[This article updated 30 September 2002]
A number of people have asked me about digital cameras in the last while, since I did some research before I bought my own in July and have been keeping up with the market somewhat. Here are my opinions of the four best values -- from lowest to highest resolution and price -- in the current market for consumer point-and-shoot digicams:
- 2 megapixel - the Canon PowerShot A40. Canon's Digital ELPH models -- the S200 (about $550 Canadian) and 330 ($675) -- get more hype, but unless you need their steel bodies and small size, the A40 ($425) provides far better bang for the buck.
- 3 megapixel - the Fuji FinePix F601Z. A cool vertical shape (which I like, but others might not), excellent movie mode, good picture quality (using Fuji's SuperCCD imaging chip), small size, fast picture-taking, and durable body make this a great little camera, if a bit pricey at $900 Canadian. Some call the F601 a "6 megapixel" camera, but that's only because it can perform internal interpolation using the SuperCCD sensor and do a not-bad job of enlarging the 3 MP image -- it's not really higher resolution, but large prints apparently turn out well. Try to find the F601 with the docking/charging cradle included. Its predecessors, the FinePix 6800 and 2 megapixel 4700, are worth looking for used. Canon's PowerShot S30 ($725) and new S230 (about $750 when it's available) are larger and smaller respectively, and are also worth considering.
- 4 megapixel - the Canon PowerShot G2. This camera simply takes excellent and detailed photographs. The fast, quality lens, easy-to-use controls ranging from full automatic to full manual, extra-long battery life, and incredibly useful swing-and-pivot LCD display make the G2 a top pick of many reviewers, me included. While the G3 will soon be available (for around $1300), and likely will take its place on my list, a clearance G2 ($1000-1100, maybe less) would be an excellent deal. As with many technology products, the best prices come when replacement models are introduced. A used G1 (the G2's 3 megapixel ancestor), while hard to find, is also a good bet. If the G2's price is still too steep, the Minolta DiMAGE F100 (a steal at $800) or Canon S40 ($850) should do the job for you.

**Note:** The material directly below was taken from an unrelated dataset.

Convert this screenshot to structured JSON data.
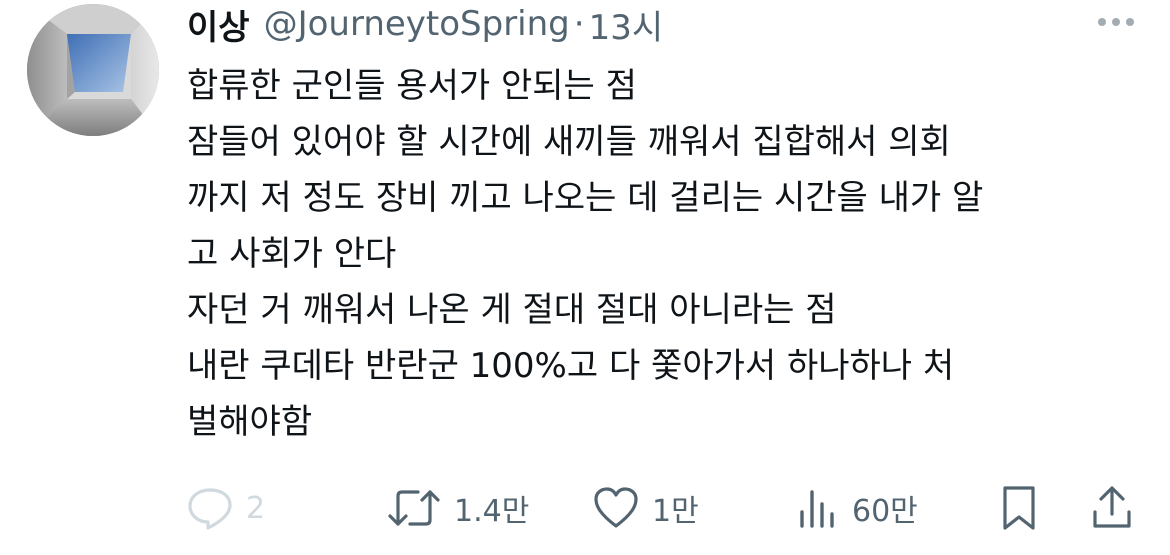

- 5 megapixel - the Sony Cyber-shot DSC-F707. While it's soon to be supplanted by the F717 ($1500), I still recommend the F707 (around $1250 right now) for the same reason I think the Canon G2 is a better value than the G3 at the moment -- you'll get a good price while retailers clear out the old for the new. Both cameras look bizarre, with their huge pivoting zoom lenses, and they're big overall, but they take lovely pictures (even in low light) and have great battery life. Anyone shelling out for 5 megapixels probably deserves the kind of flexibility and control only a larger camera with a long zoom can provide. I find competing models from Nikon, Olympus, and Minolta even more ungainly-looking, and Fuji's "5 megapixel" models (see my second choice above) are really lower-resolution ones that interpolate upwards, so the photo quality is not what the pixel count would indicate.
It seems it's hard to go wrong with a Canon digicam, perhaps because the company often waits to introduce a new model until they have it well thought out.
Prices have come down enough that I think cameras with 1 megapixel or less resolution, since they won't let you make nice prints any bigger than about 4x6 inches, aren't worth it -- unless all you're doing is posting photos to the Web or eBay. There are plenty of good ones for little money these days, however. Models at 6 megapixels and above are limited to extremely expensive semi-pro and pro single-lens reflex (SLR) cameras, which few but enthusiasts with fat wallets would look at. If you're seriously considering those, you probably know more than I do.
Whichever model and resolution you buy, you'll need to get a big memory card (96 MB or larger), since the manufacturers all provide pretty skimpy ones, no matter how expensive the camera. The range of digicam choices out there is vast, and your particular needs might make a different model best for you -- for instance, I own none of the cameras I recommend here, because I bought a 3 megapixel Konica that isn't as good as the Fuji, but cost me almost $300 less. At the prices and resolutions I mention, however, no one who buys one of my recommended cameras should be disappointed. Until a better one at half the price comes out in a few weeks, of course.